# Steve Jobs Resume



## sirstaunch (Dec 13, 2005)

Is this for real?

http://homepage.mac.com/steve/Resume.html


----------



## JetwingX (Dec 13, 2005)

It's accurate but it isn't really Steve's resumé. (he never graduated from Reed)


----------



## RGrphc2 (Dec 13, 2005)

correct me if I'm wrong but i thought he was fired from Apple in 1986

i remember reading an article about him and saying that being fired from Apple was the best thing that happened to him.  ::ha::

*Jetwing*
the resume never said he graduated, everyone knows that he dropped out of college


----------



## fryke (Dec 14, 2005)

Of course it's not 'his' resume. (Do you really think he wants a new job? Well, sometimes, maybe. When IBM says he can't have a 3 GHz part and Microsoft can...) I think it's just someone having a little fun.

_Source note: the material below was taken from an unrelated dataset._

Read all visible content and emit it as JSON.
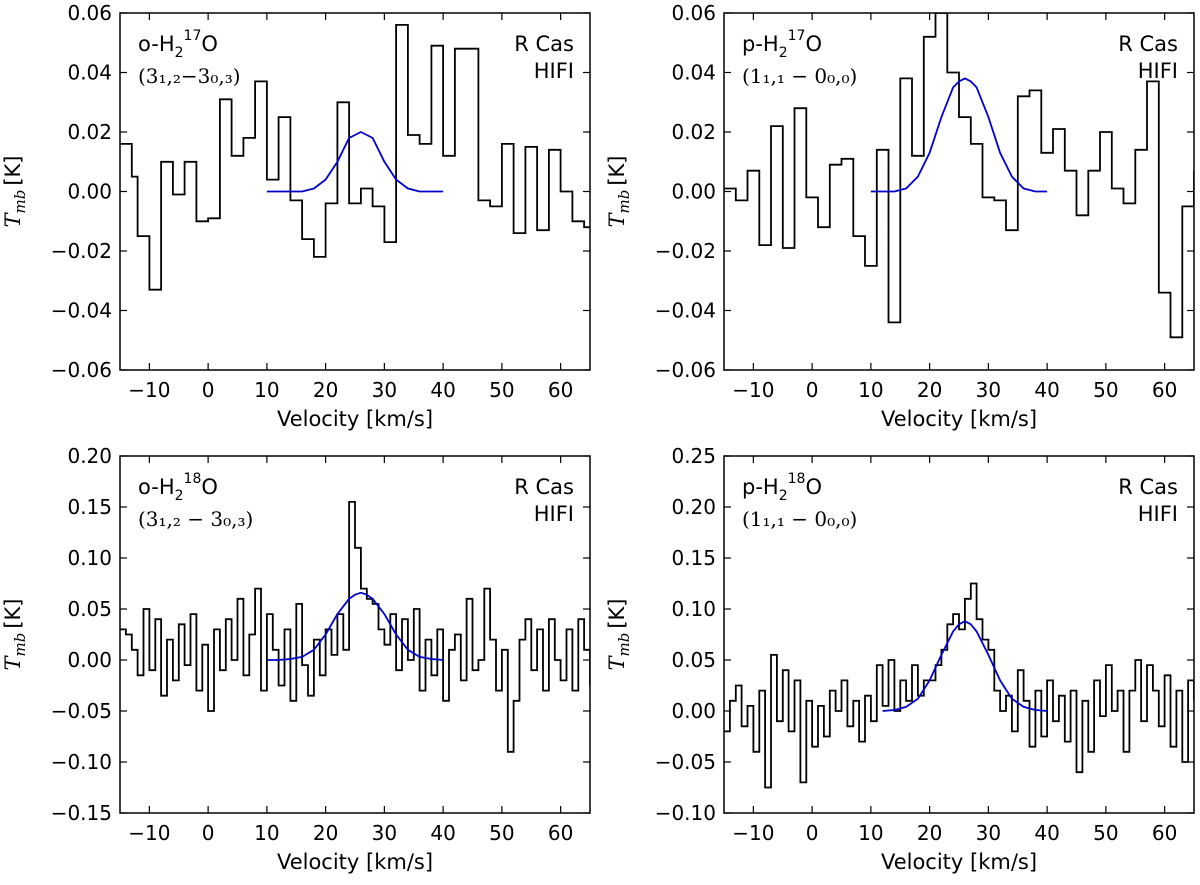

Although it's probably too close to reality to be really funny.


----------



## sirstaunch (Dec 14, 2005)

Yeah i thought it was to public to even have his home phone number published, the page was too ameatureish and he'd want to show off .mac to the max etc, I didn't have my hopes up or anything LOL


----------



## symphonix (Dec 14, 2005)

I think that resume was put up as a demonstration page for the original launch of iTools several years ago (which later became .Mac).


----------



## kainjow (Dec 14, 2005)

sirstaunch said:
			
		

> Yeah i thought it was to public to even have his home phone number published, the page was too ameatureish and he'd want to show off .mac to the max etc, I didn't have my hopes up or anything LOL


It's not his home phone number, it's Apple's phone number: http://www.google.com/search?sa=X&oi=fwp&pb=f&q=(408)+996-1010


----------